Langkah Maju Kejaksaan dalam Penyitaan Aset Kripto
Kolom

Langkah Maju Kejaksaan dalam Penyitaan Aset Kripto

Pedoman Jaksa Agung Nomor 7 Tahun 2023 tentang Penanganan Aset Kripto sebagai Barang Bukti dalam Perkara Pidana mengantisipasi perkembangan aset kripto sebagai barang bukti dalam tindak pidana.

Bacaan 5 Menit
Jefferson Hakim. Foto: Istimewa
Jefferson Hakim. Foto: Istimewa

Kehadiran aset kripto berkorelasi dengan desakan masyarakat yang memerlukan transaksi yang efektif, efisien, serta tanpa intervensi baik dari pemerintah maupun institusi keuangan. Aset kripto merupakan komoditas digital yang tidak berwujud dengan memanfaatkan kriptografi, jaringan informasi teknologi, dan buku besar (ledgers). Definisi ini sesuai Pasal 1 angka 7 Peraturan Badan Pengawas Perdagangan Berjangka Komoditi Nomor 13 Tahun 2022 jo. Peraturan Badan Pengawas Perdagangan Berjangka Komoditi Nomor 8 Tahun 2021 tentang Pedoman Penyelenggaraan Perdagangan Pasar Fisik Aset Kripto (Perbappebti No. 8/2021).

Aset kripto di Indonesia dikategorikan sebagai komoditas yang dapat diperdagangkan pada Pasar Fisik Aset Kripto sesuai Perbappebti No. 8/2021. Aset kripto juga bisa dimanfaatkan untuk menyembunyikan/menyamarkan harta kekayaan hasil kejahatan. Hal itu karena transaksi aset kripto sulit dilacak. Ada kerahasiaan identitas dari pihak yang melakukan transaksi aset kripto (pseudoanonymous).

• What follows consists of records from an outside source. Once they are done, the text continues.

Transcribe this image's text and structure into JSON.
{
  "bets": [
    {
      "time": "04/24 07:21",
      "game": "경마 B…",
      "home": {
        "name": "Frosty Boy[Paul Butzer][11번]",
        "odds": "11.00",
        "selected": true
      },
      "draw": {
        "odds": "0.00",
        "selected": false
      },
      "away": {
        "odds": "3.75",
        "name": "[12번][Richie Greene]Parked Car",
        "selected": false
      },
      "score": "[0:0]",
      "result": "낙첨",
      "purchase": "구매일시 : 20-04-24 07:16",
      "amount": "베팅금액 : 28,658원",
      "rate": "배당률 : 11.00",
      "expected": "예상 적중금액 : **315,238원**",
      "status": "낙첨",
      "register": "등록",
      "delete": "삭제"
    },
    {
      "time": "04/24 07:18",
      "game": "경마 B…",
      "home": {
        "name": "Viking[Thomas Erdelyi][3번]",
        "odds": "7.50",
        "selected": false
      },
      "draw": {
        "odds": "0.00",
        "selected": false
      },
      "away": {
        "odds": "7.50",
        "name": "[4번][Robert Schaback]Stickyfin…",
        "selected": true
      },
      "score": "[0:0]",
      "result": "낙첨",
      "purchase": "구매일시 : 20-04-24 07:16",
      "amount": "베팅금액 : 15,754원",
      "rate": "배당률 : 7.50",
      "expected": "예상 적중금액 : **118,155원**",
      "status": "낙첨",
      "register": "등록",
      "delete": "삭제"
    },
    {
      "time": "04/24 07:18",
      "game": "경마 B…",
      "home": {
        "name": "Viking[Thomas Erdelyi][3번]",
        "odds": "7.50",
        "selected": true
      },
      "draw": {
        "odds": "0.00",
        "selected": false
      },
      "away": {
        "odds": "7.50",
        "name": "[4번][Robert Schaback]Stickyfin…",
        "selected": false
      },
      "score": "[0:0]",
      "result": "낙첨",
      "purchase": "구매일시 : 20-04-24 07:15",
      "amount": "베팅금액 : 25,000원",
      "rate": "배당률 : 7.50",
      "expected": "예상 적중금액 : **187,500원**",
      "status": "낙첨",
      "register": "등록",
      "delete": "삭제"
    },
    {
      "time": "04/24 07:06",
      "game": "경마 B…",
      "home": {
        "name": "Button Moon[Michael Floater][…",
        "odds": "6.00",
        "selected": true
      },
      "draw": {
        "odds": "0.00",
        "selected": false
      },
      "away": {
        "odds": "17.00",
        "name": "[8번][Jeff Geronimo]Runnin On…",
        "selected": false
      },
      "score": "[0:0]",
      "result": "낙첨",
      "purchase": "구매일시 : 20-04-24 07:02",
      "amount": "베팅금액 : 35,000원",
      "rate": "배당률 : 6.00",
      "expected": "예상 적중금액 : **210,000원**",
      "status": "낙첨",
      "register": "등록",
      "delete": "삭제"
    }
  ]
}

Beberapa perkara yang diduga berkaitan dengan pemanfaatan aset kripto adalah perkara korupsi PT. Asabari (terpidana Benny Tjokrosaputro, Heru Hidayat, dan Jimmy Sutopo) dan dugaan perkara korupsi (terdakwa Rafael Alun). Ada juga perkara penyebaran berita bohong yang mengakibatkan kerugian konsumen dalam transaksi elektronik dan pencucian uang oleh terpidana Indra ‘Indra Kenz’ Kesuma.

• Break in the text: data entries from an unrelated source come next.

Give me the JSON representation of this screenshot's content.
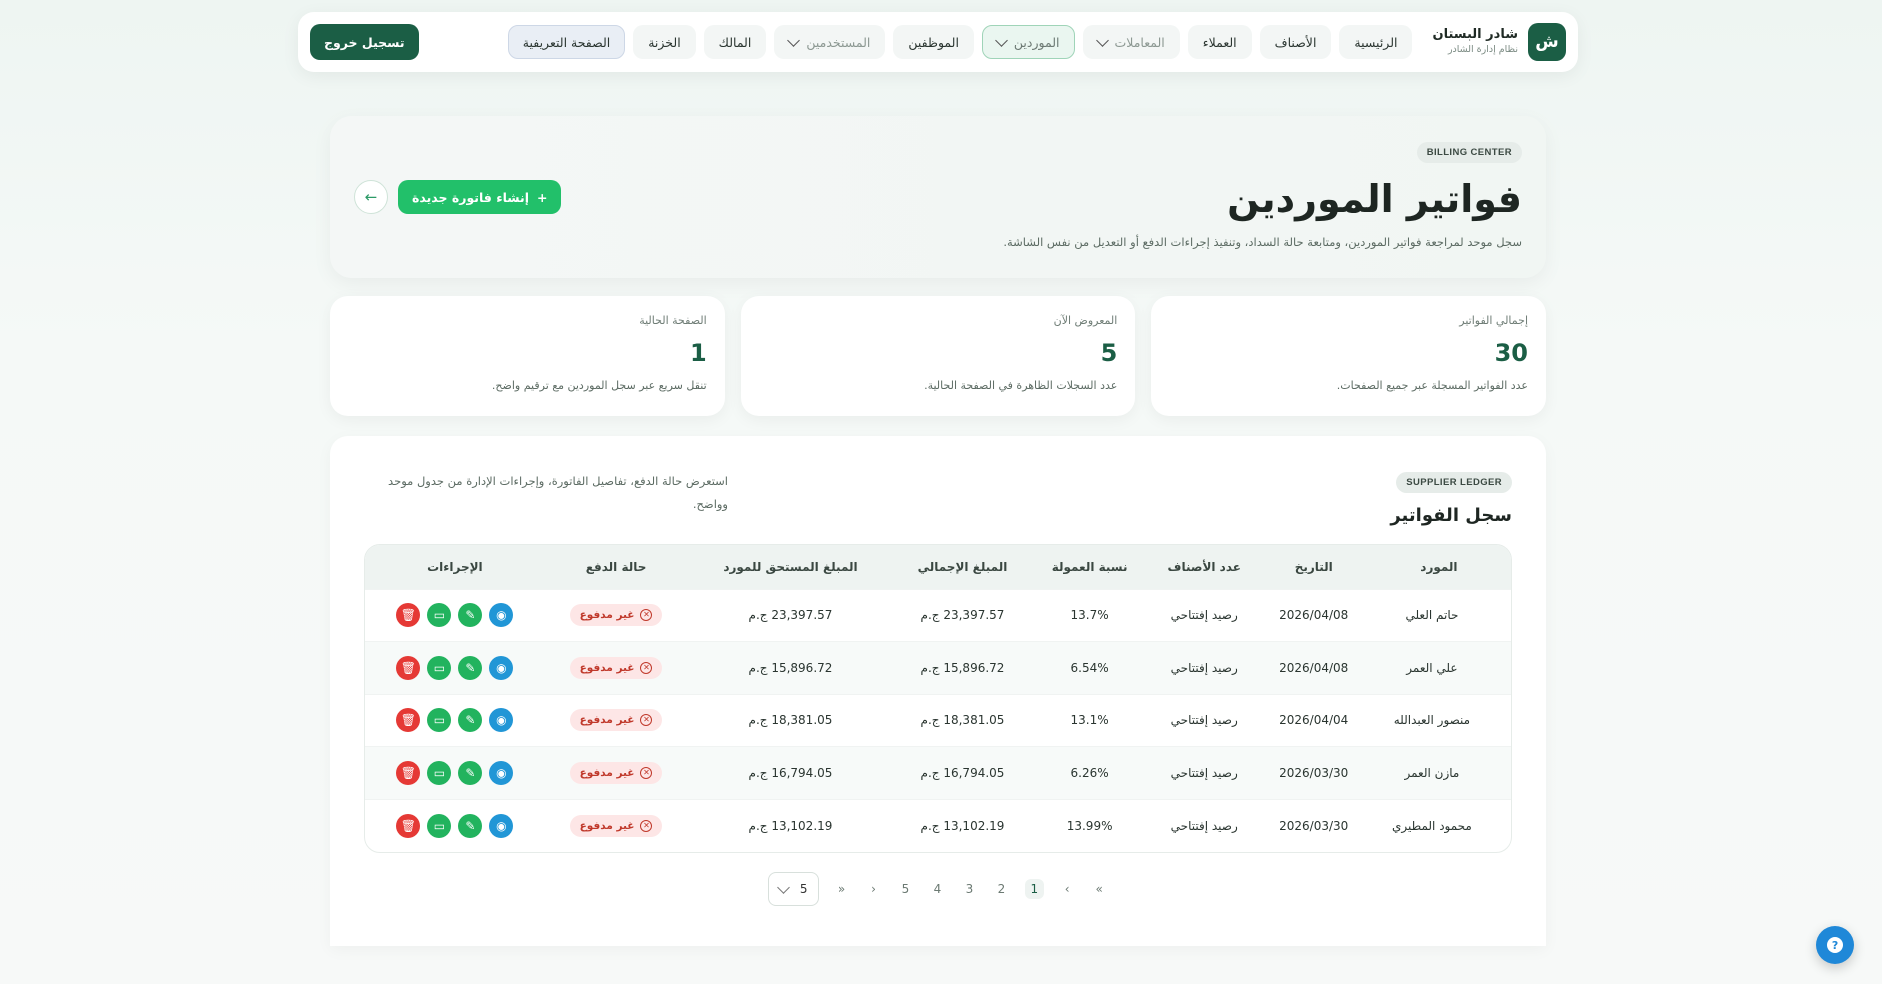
{
  "nav": {
    "brand_logo": "ش",
    "brand_name": "شادر البستان",
    "brand_sub": "نظام إدارة الشادر",
    "items": [
      {
        "label": "الرئيسية"
      },
      {
        "label": "الأصناف"
      },
      {
        "label": "العملاء"
      },
      {
        "label": "المعاملات"
      },
      {
        "label": "الموردين"
      },
      {
        "label": "الموظفين"
      },
      {
        "label": "المستخدمين"
      },
      {
        "label": "المالك"
      },
      {
        "label": "الخزنة"
      },
      {
        "label": "الصفحة التعريفية"
      }
    ],
    "logout_label": "تسجيل خروج"
  },
  "hero": {
    "pill": "BILLING CENTER",
    "title": "فواتير الموردين",
    "description": "سجل موحد لمراجعة فواتير الموردين، ومتابعة حالة السداد، وتنفيذ إجراءات الدفع أو التعديل من نفس الشاشة.",
    "create_label": "إنشاء فاتورة جديدة",
    "create_icon": "plus-icon",
    "back_icon": "arrow-left-icon"
  },
  "stats": [
    {
      "label": "إجمالي الفواتير",
      "value": "30",
      "desc": "عدد الفواتير المسجلة عبر جميع الصفحات."
    },
    {
      "label": "المعروض الآن",
      "value": "5",
      "desc": "عدد السجلات الظاهرة في الصفحة الحالية."
    },
    {
      "label": "الصفحة الحالية",
      "value": "1",
      "desc": "تنقل سريع عبر سجل الموردين مع ترقيم واضح."
    }
  ],
  "ledger": {
    "pill": "SUPPLIER LEDGER",
    "title": "سجل الفواتير",
    "description": "استعرض حالة الدفع، تفاصيل الفاتورة، وإجراءات الإدارة من جدول موحد وواضح."
  },
  "table": {
    "headers": [
      "المورد",
      "التاريخ",
      "عدد الأصناف",
      "نسبة العمولة",
      "المبلغ الإجمالي",
      "المبلغ المستحق للمورد",
      "حالة الدفع",
      "الإجراءات"
    ],
    "rows": [
      {
        "supplier": "حاتم العلي",
        "date": "2026/04/08",
        "items": "رصيد إفتتاحي",
        "commission": "13.7%",
        "total": "23,397.57 ج.م",
        "due": "23,397.57 ج.م",
        "status": "غير مدفوع"
      },
      {
        "supplier": "علي العمر",
        "date": "2026/04/08",
        "items": "رصيد إفتتاحي",
        "commission": "6.54%",
        "total": "15,896.72 ج.م",
        "due": "15,896.72 ج.م",
        "status": "غير مدفوع"
      },
      {
        "supplier": "منصور العبدالله",
        "date": "2026/04/04",
        "items": "رصيد إفتتاحي",
        "commission": "13.1%",
        "total": "18,381.05 ج.م",
        "due": "18,381.05 ج.م",
        "status": "غير مدفوع"
      },
      {
        "supplier": "مازن العمر",
        "date": "2026/03/30",
        "items": "رصيد إفتتاحي",
        "commission": "6.26%",
        "total": "16,794.05 ج.م",
        "due": "16,794.05 ج.م",
        "status": "غير مدفوع"
      },
      {
        "supplier": "محمود المطيري",
        "date": "2026/03/30",
        "items": "رصيد إفتتاحي",
        "commission": "13.99%",
        "total": "13,102.19 ج.م",
        "due": "13,102.19 ج.م",
        "status": "غير مدفوع"
      }
    ],
    "action_icons": [
      "eye-icon",
      "pencil-icon",
      "money-icon",
      "trash-icon"
    ]
  },
  "pagination": {
    "first": "«",
    "prev": "‹",
    "pages": [
      "1",
      "2",
      "3",
      "4",
      "5"
    ],
    "next": "›",
    "last": "»",
    "current": "1",
    "per_page": "5"
  },
  "help": {
    "label": "?"
  },
  "colors": {
    "brand": "#1b5e45",
    "accent": "#22c06a",
    "danger": "#e53935",
    "info": "#2196d6"
  }
}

Harus diakui aparat penegak hukum masih kesulitan dalam menangani aset kripto yang berkaitan dengan tindak pidana. Padahal, aset kripto termasuk benda yang dapat disita dalam Pasal 39 ayat (1) huruf a dan huruf b Undang-Undang Nomor 8 Tahun 1981 tentang Hukum Acara Pidana (KUHAP). Aset kripto dalam hal ini diakui sebagai benda yang diperoleh atau hasil dari suatu tindak pidana maupun benda yang dipergunakan untuk melakukan suatu tindak pidana. Setidaknya ada dua hal yang menyebabkan sulitnya aparat penegak hukum dalam menangani aset kripto. Pertama adalah minimnya pengaturan terkait aset kripto, khususnya terkait penyitaan aset kripto. Kedua adalah pengalaman serta pengetahuan aparat penegak hukum tentang aset kripto dan penanganannya.

Baca juga:

Jaksa Agung Republik Indonesia ST. Burhanuddin telah menetapkan Pedoman Jaksa Agung Nomor 7 Tahun 2023 tentang Penanganan Aset Kripto sebagai Barang Bukti dalam Perkara Pidana (Pedoman No. 7/2023). Pedoman ini mengantisipasi perkembangan aset kripto sebagai barang bukti dalam tindak pidana. Pada prinsipnya Pedoman No. 7/2023 telah komprehensif. Isinya mengatur mengenai penentuan nilai, pembuatan controlled cryptowallet, pemblokiran, pemindahan, konversi dan nonkonversi, penyitaan, pengamanan, dan pengawasan atas aset kripto sebagai barang bukti.

Penulis melakukan kajian lebih lanjut terkait penyitaan aset kripto untuk mendukung Pedoman No. 7/2023. Ada tiga prinsip dalam penyitaan aset kripto sebagai barang bukti, yang meliputi due process, transparansi, dan privacy protection. Prinsip due process bermakna setiap pemilik aset kripto yang berkaitan dengan tindak pidana berhak untuk menerima proses hukum sesuai ketentuan hukum. Hak ini meliputi untuk diberitahukan sangkaan terhadap pelaku, kesempatan untuk mengajukan perlawanan terhadap penyitaan, dan hak untuk mendapatkan bantuan hukum.